Is het door die ontluikende natuur dat ik me sterker voel worden? Een paar weken geleden mijn kwartaalcheck gehad bij de uroloog: PSA 0,12 (dat is gunstig laag) en testosteron 13,5! Tussen 10 en 15 is normaal.
Ik was blij én verbaasd want zo sterk voelde ik me nog helemaal niet. Het lijf moet kennelijk nog met die nieuwe situatie leren omgaan. De spieren dan, want op het emotionele vlak voelde ik me stabieler worden. De onderhoudsknuffels zijn steeds minder vaak nodig en maken plaats voor knuffels op basis van gelijkwaardigheid. De opvliegers laten het steeds vaker afweten.

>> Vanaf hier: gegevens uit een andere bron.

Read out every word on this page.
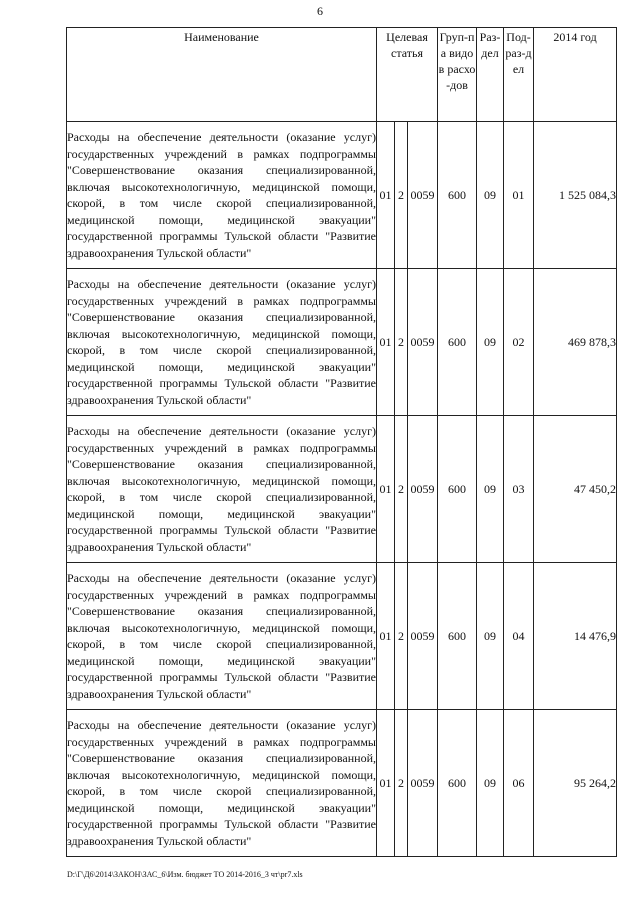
6
Наименование	Целевая статья			Груп-па видов расхо-дов	Раз-дел	Под-раз-дел	2014 год
Расходы на обеспечение деятельности (оказание услуг) государственных учреждений в рамках подпрограммы "Совершенствование оказания специализированной, включая высокотехнологичную, медицинской помощи, скорой, в том числе скорой специализированной, медицинской помощи, медицинской эвакуации" государственной программы Тульской области "Развитие здравоохранения Тульской области"	01	2	0059	600	09	01	1 525 084,3
Расходы на обеспечение деятельности (оказание услуг) государственных учреждений в рамках подпрограммы "Совершенствование оказания специализированной, включая высокотехнологичную, медицинской помощи, скорой, в том числе скорой специализированной, медицинской помощи, медицинской эвакуации" государственной программы Тульской области "Развитие здравоохранения Тульской области"	01	2	0059	600	09	02	469 878,3
Расходы на обеспечение деятельности (оказание услуг) государственных учреждений в рамках подпрограммы "Совершенствование оказания специализированной, включая высокотехнологичную, медицинской помощи, скорой, в том числе скорой специализированной, медицинской помощи, медицинской эвакуации" государственной программы Тульской области "Развитие здравоохранения Тульской области"	01	2	0059	600	09	03	47 450,2
Расходы на обеспечение деятельности (оказание услуг) государственных учреждений в рамках подпрограммы "Совершенствование оказания специализированной, включая высокотехнологичную, медицинской помощи, скорой, в том числе скорой специализированной, медицинской помощи, медицинской эвакуации" государственной программы Тульской области "Развитие здравоохранения Тульской области"	01	2	0059	600	09	04	14 476,9
Расходы на обеспечение деятельности (оказание услуг) государственных учреждений в рамках подпрограммы "Совершенствование оказания специализированной, включая высокотехнологичную, медицинской помощи, скорой, в том числе скорой специализированной, медицинской помощи, медицинской эвакуации" государственной программы Тульской области "Развитие здравоохранения Тульской области"	01	2	0059	600	09	06	95 264,2
D:\Г\Д6\2014\ЗАКОН\ЗАС_6\Изм. бюджет ТО 2014-2016_3 чт\pr7.xls
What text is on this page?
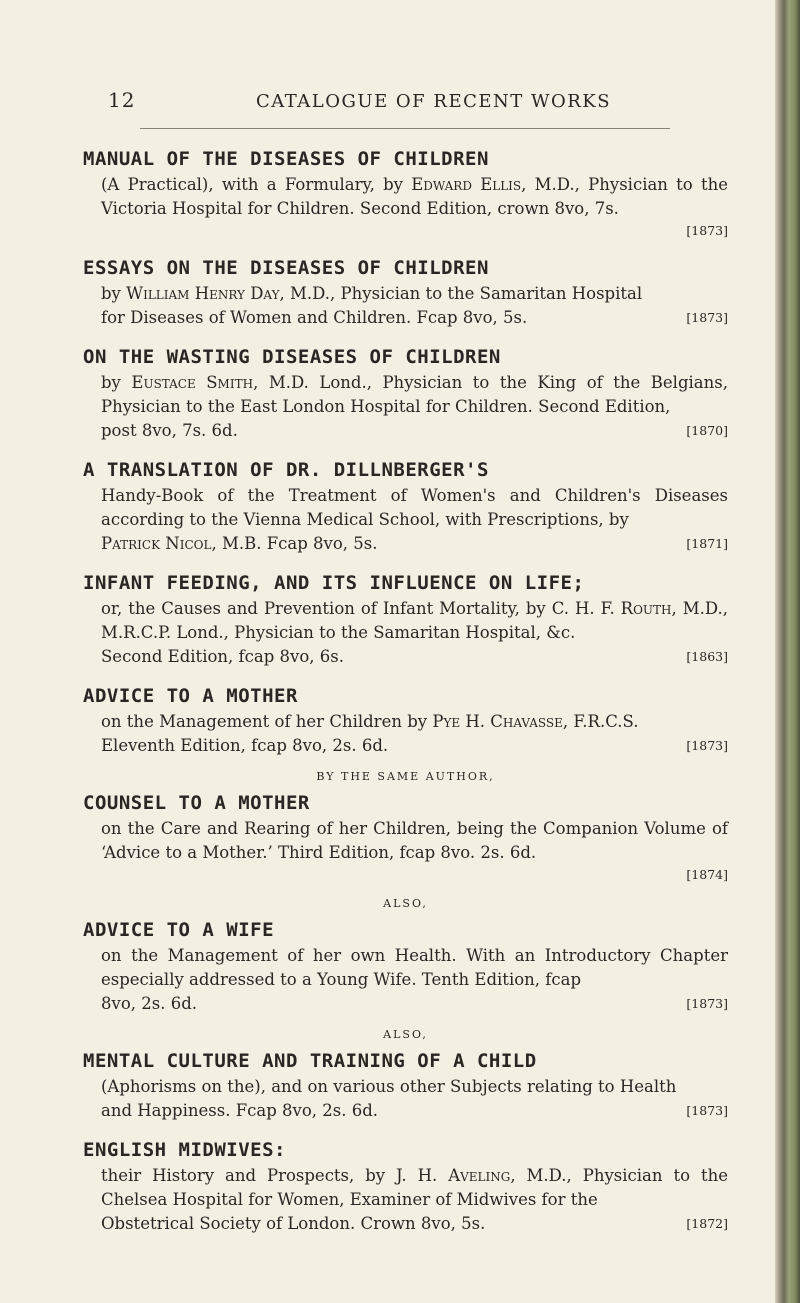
12	CATALOGUE OF RECENT WORKS
MANUAL OF THE DISEASES OF CHILDREN
(A Practical), with a Formulary, by Edward Ellis, M.D., Physician to the Victoria Hospital for Children. Second Edition, crown 8vo, 7s.
[1873]
ESSAYS ON THE DISEASES OF CHILDREN
by William Henry Day, M.D., Physician to the Samaritan Hospital
for Diseases of Women and Children. Fcap 8vo, 5s.	[1873]
ON THE WASTING DISEASES OF CHILDREN
by Eustace Smith, M.D. Lond., Physician to the King of the Belgians, Physician to the East London Hospital for Children. Second Edition,
post 8vo, 7s. 6d.	[1870]
A TRANSLATION OF DR. DILLNBERGER'S
Handy-Book of the Treatment of Women's and Children's Diseases according to the Vienna Medical School, with Prescriptions, by
Patrick Nicol, M.B. Fcap 8vo, 5s.	[1871]
INFANT FEEDING, AND ITS INFLUENCE ON LIFE;
or, the Causes and Prevention of Infant Mortality, by C. H. F. Routh, M.D., M.R.C.P. Lond., Physician to the Samaritan Hospital, &c.
Second Edition, fcap 8vo, 6s.	[1863]
ADVICE TO A MOTHER
on the Management of her Children by Pye H. Chavasse, F.R.C.S.
Eleventh Edition, fcap 8vo, 2s. 6d.	[1873]
BY THE SAME AUTHOR,
COUNSEL TO A MOTHER
on the Care and Rearing of her Children, being the Companion Volume of ‘Advice to a Mother.’ Third Edition, fcap 8vo. 2s. 6d.
[1874]
ALSO,
ADVICE TO A WIFE
on the Management of her own Health. With an Introductory Chapter especially addressed to a Young Wife. Tenth Edition, fcap
8vo, 2s. 6d.	[1873]
ALSO,
MENTAL CULTURE AND TRAINING OF A CHILD
(Aphorisms on the), and on various other Subjects relating to Health
and Happiness. Fcap 8vo, 2s. 6d.	[1873]
ENGLISH MIDWIVES:
their History and Prospects, by J. H. Aveling, M.D., Physician to the Chelsea Hospital for Women, Examiner of Midwives for the
Obstetrical Society of London. Crown 8vo, 5s.	[1872]
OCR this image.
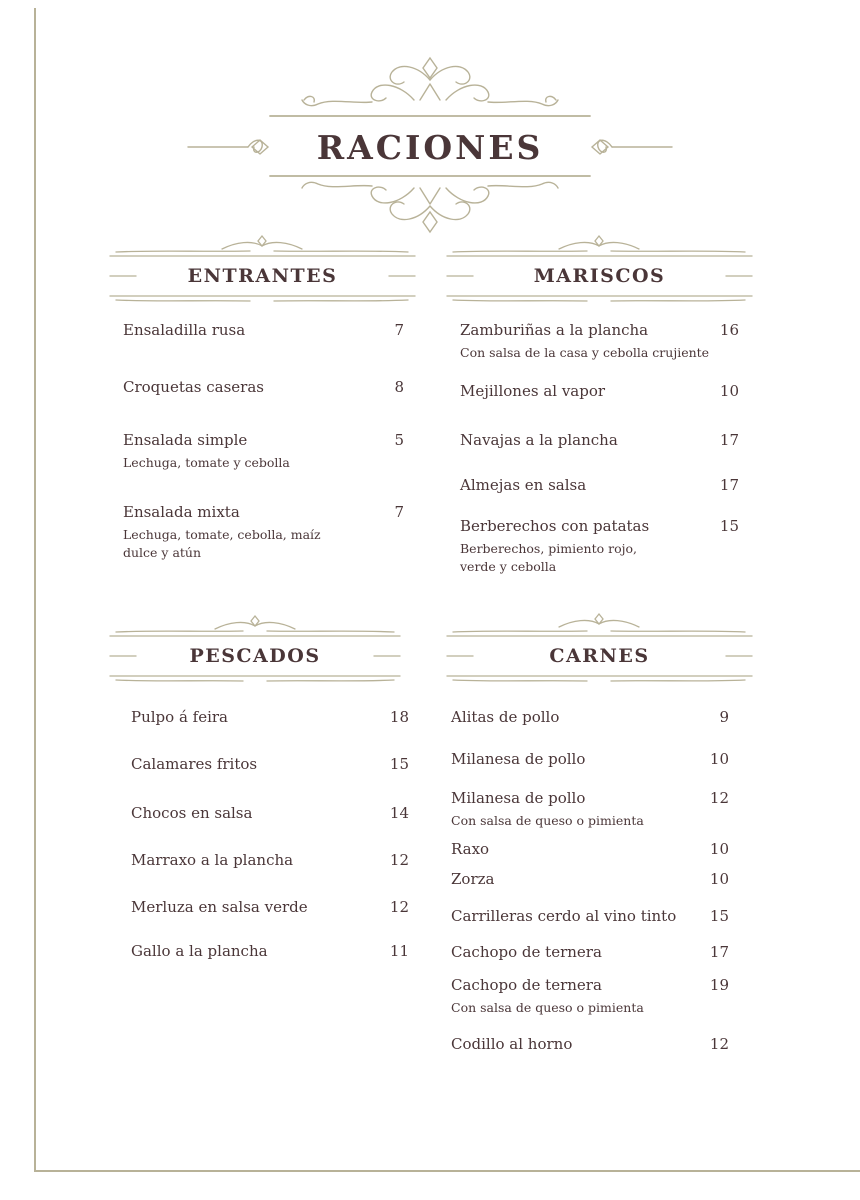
RACIONES
ENTRANTES	MARISCOS
PESCADOS	CARNES
Ensaladilla rusa	7
Croquetas caseras	8
Ensalada simple	5
Lechuga, tomate y cebolla
Ensalada mixta	7
Lechuga, tomate, cebolla, maíz dulce y atún
Zamburiñas a la plancha	16
Con salsa de la casa y cebolla crujiente
Mejillones al vapor	10
Navajas a la plancha	17
Almejas en salsa	17
Berberechos con patatas	15
Berberechos, pimiento rojo, verde y cebolla
Pulpo á feira	18
Calamares fritos	15
Chocos en salsa	14
Marraxo a la plancha	12
Merluza en salsa verde	12
Gallo a la plancha	11
Alitas de pollo	9
Milanesa de pollo	10
Milanesa de pollo	12
Con salsa de queso o pimienta
Raxo	10
Zorza	10
Carrilleras cerdo al vino tinto	15
Cachopo de ternera	17
Cachopo de ternera	19
Con salsa de queso o pimienta
Codillo al horno	12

Ik ga steeds meer achter me laten en dat past ook helemaal bij dit seizoen.
Ik moet daarom ook weer denken aan mevrouw N. die destijds (2012) in het ziekenhuis bij mij ‘op zaal’ lag. Ze grossierde in uitspraken die ik voor het gemak tegeltjeswijsheden zal noemen. Als iets een beetje tegenzat was dit een van haar favorieten: “Ja, je krijgt er wel wat bij, maar er gaat nooit iets vanaf”. Omdat bij mij nog geen duidelijke diagnose was gesteld beurde zij mij op met de toevoeging: “…en het ergste is als je niet weet waar je aan toe bent”.
Ik werd daar een beetje flauw van en vond dat een nogal negatieve benadering. Ze reageerde verontwaardigd. Ze was juist hartstikke positief, zeker na alles wat ze had meegemaakt maar ja, “je krijgt het er wel bij!”.
Toen ik zei dat je er toch ook mooie dingen bij kunt krijgen was ze een tijdje stil. “Ja, dat is wel zo maar je krijgt er toch vooral veel narigheid bij”. Ik heb het maar opgegeven.
Als ik terugkijk op de afgelopen periode, die eigenlijk nog niet eens is afgelopen, zie ik de rampzalige momenten rond de kerstdagen van 2019 toen door de bestraling zo’n beetje van alles kapot begon te gaan. Maar ik zie ook de zorg van de mensen om me heen, in en buiten het ziekenhuis; verpleegkundigen en artsen die hebben geholpen om alles zo draaglijk mogelijk te maken.
Ik ga niet zeggen dat ik de prostaatkanker niet had willen missen, maar waarom zou ik die herinnering achter me moeten laten? Des te mooier zijn de ervaringen die ik nu op doe. Zoals ik ook de momenten koester dat we bij IntermeZZo weer even ons verhaal konden doen, de gesprekken met lotgenoten.
Mevrouw N. had toch een beetje gelijk want ik heb er wel degelijk wat bij gekregen: ervaring en levenswijsheid. Hoogdravend ? ‘t Kan in ieder geval zo op een tegeltje.
En nu krijg ik er weer wat bij: levenslust. Laatst een knuffel met Anna waarbij ik meer voelde dan alleen troost en warmte, meer dan ik het afgelopen jaar heb kúnnen voelen: de kriebels van de lente.
“Love” is bij ons nooit “off the air” geweest, het was een zekerheid als een huis maar ’t is wel zo leuk als je ’t ook weer voelen kan.